Colombia recorded hundreds of attacks on schools in recent years and ranks first in the Americas and fourth globally for violence against education, according to transitional-justice monitors and humanitarian organizations, a pattern driven by armed-group activity, occupation of school facilities, and forced recruitment that experts say is fundamentally different from the school-shooting phenomenon in the United States.
A study from Colombia’s Special Jurisdiction for Peace (JEP) found 363 attacks on education in Colombia between 2022 and 2023, placing the country behind Palestine (1,055), Ukraine (745), and the Democratic Republic of Congo (448) in that period. JEP said other countries with high counts in the same biennium included Burkina Faso, Myanmar, India, Syria, Afghanistan, and Ethiopia.
Humanitarian monitors on the ground recorded fresh violence in 2025. The Norwegian Refugee Council (NRC) documented 52 attacks on education in the first half of the year across departments where it operates and reported a 65% rise in the number of victims compared with the same period in 2024. NRC said the incidents in 2025 affected thousands of students, teachers, and school staff and underlined the frequency of explosive incidents, occupations of schools, and crossfire that endangers civilians.
How Colombia’s attacks on schools differs from school shootings in the US
Experts and the monitoring reports make a clear distinction between the conflict-rooted attacks documented in Colombia and the type of gun violence commonly labeled a “school shooting” in the United States. In Colombia, most incidents are linked to nonstate armed groups and organized criminal structures that use violence to control territory, impose a political agenda, or recruit young people. In the U.S., many school shootings involve individual perpetrators, gang violence, or domestic disputes rather than organized armed groups.
Colombian incidents frequently include occupation of school buildings, use of explosives, forced displacement of families, and targeted threats or killings of teachers, producing long-term disruption of school systems and communities. U.S. school-shooting data often track firearm discharges on school property, with widely varying definitions and lower frequencies when compared to conflict-zone attacks.
Another layer of complexity for comparison is that counting “school shootings” in the U.S. depends on methodology. Trackers with broader definitions that count any gunfire on school grounds report substantially higher totals than databases that count only incidents with injuries or deaths.
The K-12 School Shooting Database, which uses an inclusive scope, and other aggregators have recorded dozens to hundreds of school-related firearm incidents in 2025, depending on inclusion rules. Every town for Gun Safety’s tracker reported at least 141 incidents of gunfire on school grounds in 2025, with dozens of deaths and injuries. Education Week, which counts K-12 shootings that produced injuries or deaths, reported 15 such incidents in 2025 (with 48 people killed or injured) as of its most recent tracker, illustrating how much totals vary by definition.
Even using the broadest U.S. counts, researchers and aid groups say the pattern of repeated, community-wide attacks on schools in conflict settings, such as parts of Colombia, where entire municipalities see recurring incidents, occupations, and forced recruitment, is of a different scale and character than most U.S. school shootings.

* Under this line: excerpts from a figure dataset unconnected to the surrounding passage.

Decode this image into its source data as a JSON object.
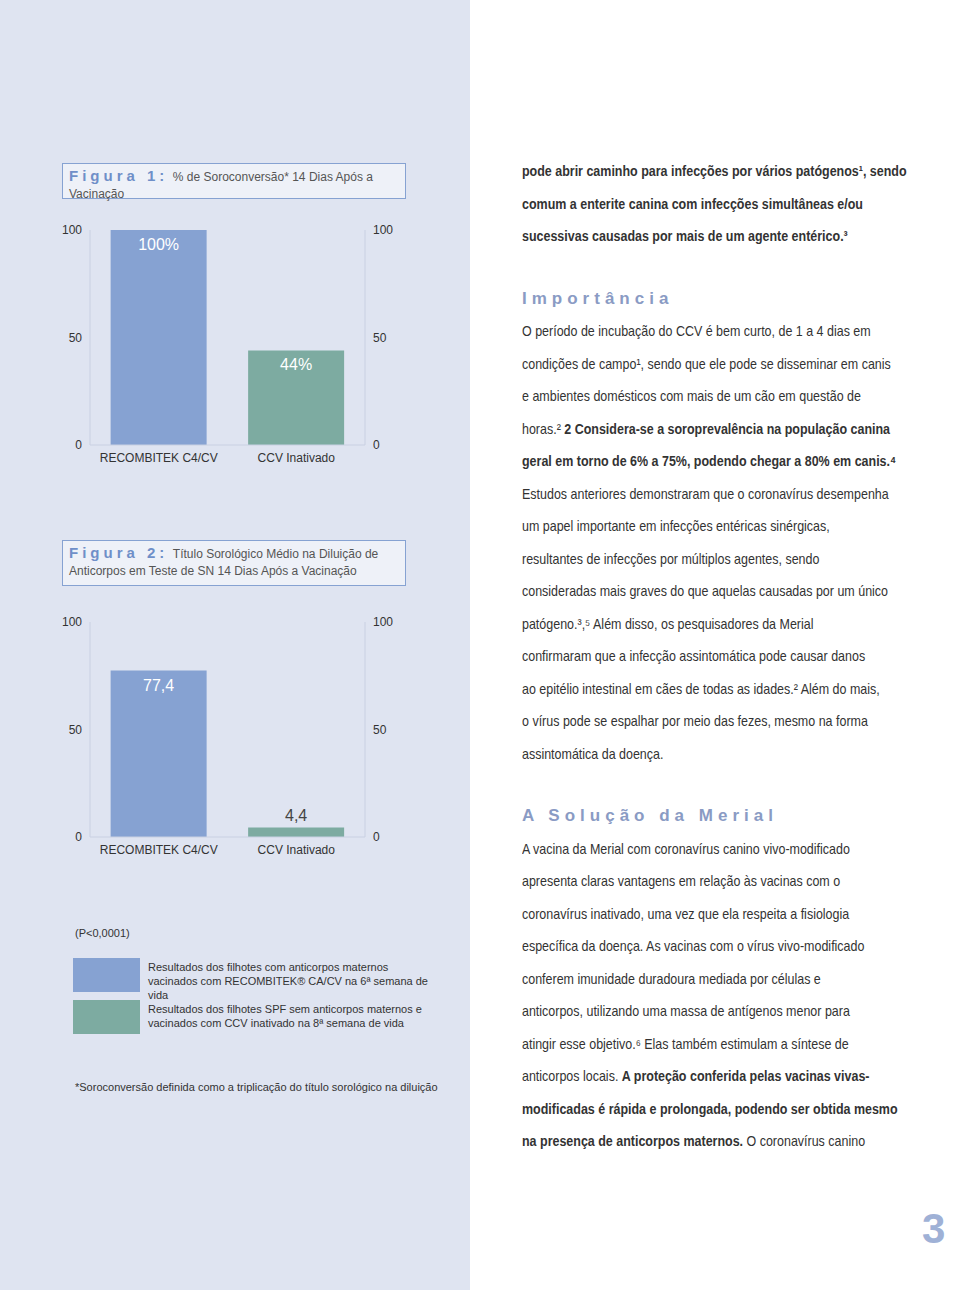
{
  "chart_data": [
    {
      "type": "bar",
      "title": "Figura 1:",
      "subtitle": "% de Soroconversão* 14 Dias Após a Vacinação",
      "categories": [
        "RECOMBITEK C4/CV",
        "CCV Inativado"
      ],
      "values": [
        100,
        44
      ],
      "value_labels": [
        "100%",
        "44%"
      ],
      "colors": [
        "#86a2d2",
        "#7daba1"
      ],
      "ylim": [
        0,
        100
      ],
      "yticks": [
        0,
        50,
        100
      ],
      "y2lim": [
        0,
        100
      ],
      "y2ticks": [
        0,
        50,
        100
      ],
      "data_labels": true,
      "grid": false
    },
    {
      "type": "bar",
      "title": "Figura 2:",
      "subtitle": "Título Sorológico Médio na Diluição de Anticorpos em Teste de SN 14 Dias Após a Vacinação",
      "categories": [
        "RECOMBITEK C4/CV",
        "CCV Inativado"
      ],
      "values": [
        77.4,
        4.4
      ],
      "value_labels": [
        "77,4",
        "4,4"
      ],
      "colors": [
        "#86a2d2",
        "#7daba1"
      ],
      "ylim": [
        0,
        100
      ],
      "yticks": [
        0,
        50,
        100
      ],
      "y2lim": [
        0,
        100
      ],
      "y2ticks": [
        0,
        50,
        100
      ],
      "data_labels": true,
      "grid": false
    }
  ],
  "key_box": {
    "note": "(P<0,0001)",
    "items": [
      "Resultados dos filhotes com anticorpos maternos vacinados com RECOMBITEK® CA/CV na 6ª semana de vida",
      "Resultados dos filhotes SPF sem anticorpos maternos e vacinados com CCV inativado na 8ª semana de vida"
    ]
  },
  "footnote": "*Soroconversão definida como a triplicação do título sorológico na diluição",
  "body": {
    "intro": [
      {
        "text": "pode abrir caminho para infecções por vários patógenos¹, sendo",
        "bold": true
      },
      {
        "text": "comum a enterite canina com infecções simultâneas e/ou",
        "bold": true
      },
      {
        "text": "sucessivas causadas por mais de um agente entérico.³",
        "bold": true
      }
    ],
    "sections": [
      {
        "heading": "Importância",
        "lines": [
          "O período de incubação do CCV é bem curto, de 1 a 4 dias em",
          "condições de campo¹, sendo que ele pode se disseminar em canis",
          "e ambientes domésticos com mais de um cão em questão de",
          [
            {
              "text": "horas.² ",
              "bold": false
            },
            {
              "text": "2 Considera-se a soroprevalência na população canina",
              "bold": true
            }
          ],
          {
            "text": "geral em torno de 6% a 75%, podendo chegar a 80% em canis.⁴",
            "bold": true
          },
          "Estudos anteriores demonstraram que o coronavírus desempenha",
          "um papel importante em infecções entéricas sinérgicas,",
          "resultantes de infecções por múltiplos agentes, sendo",
          "consideradas mais graves do que aquelas causadas por um único",
          "patógeno.³,⁵ Além disso, os pesquisadores da Merial",
          "confirmaram que a infecção assintomática pode causar danos",
          "ao epitélio intestinal em cães de todas as idades.² Além do mais,",
          "o vírus pode se espalhar por meio das fezes, mesmo na forma",
          "assintomática da doença."
        ]
      },
      {
        "heading": "A Solução da Merial",
        "lines": [
          "A vacina da Merial com coronavírus canino vivo-modificado",
          "apresenta claras vantagens em relação às vacinas com o",
          "coronavírus inativado, uma vez que ela respeita a fisiologia",
          "específica da doença. As vacinas com o vírus vivo-modificado",
          "conferem imunidade duradoura mediada por células e",
          "anticorpos, utilizando uma massa de antígenos menor para",
          "atingir esse objetivo.⁶ Elas também estimulam a síntese de",
          [
            {
              "text": "anticorpos locais. ",
              "bold": false
            },
            {
              "text": "A proteção conferida pelas vacinas vivas-",
              "bold": true
            }
          ],
          {
            "text": "modificadas é rápida e prolongada, podendo ser obtida mesmo",
            "bold": true
          },
          [
            {
              "text": "na presença de anticorpos maternos.",
              "bold": true
            },
            {
              "text": " O coronavírus canino",
              "bold": false
            }
          ]
        ]
      }
    ]
  },
  "page_number": "3"
}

Evidence shows nonstate players trying to impose curricula in Colombian schools
A recent bombardment in Guaviare that killed at least seven minors and a video documented by humanitarian monitors illustrates the human toll and the proximity of armed violence to classrooms in rural Colombia. Transitional-justice monitoring shows armed groups attempting to influence schooling directly, imposing content or commandeering facilities, and teachers are increasingly targeted for violence: Since the 2016 peace accord, Colombia ranks second globally in recorded crimes against educators, with hundreds of attacks documented.
Government officials say they are implementing the 2022 Safe Schools Declaration and drafted a 2023 action plan; the foreign ministry says it has convened interministerial working groups to coordinate protection. But child-protection groups say measures are insufficient. “There are at least 1,500 institutions at high risk,” said Felipe Cortes of Save the Children, calling for a national monitoring methodology, more prevention funding, legal reforms to prosecute attacks on education, and investment in repair and reconstruction.
Advocates caution that conflating conflict-driven attacks on education with domestic school shootings can obscure what each problem requires. Conflict-zone attacks call for humanitarian protection, cease-fire commitments, safe-school infrastructure, accountability for armed players, and post-conflict reconstruction. U.S. school shootings typically prompt gun-violence prevention measures, threat assessment, mental-health interventions, and school-safety protocols. Tailoring policy to the root causes, whether armed conflict or domestic gun access and social dynamics, is essential to protect students and teachers.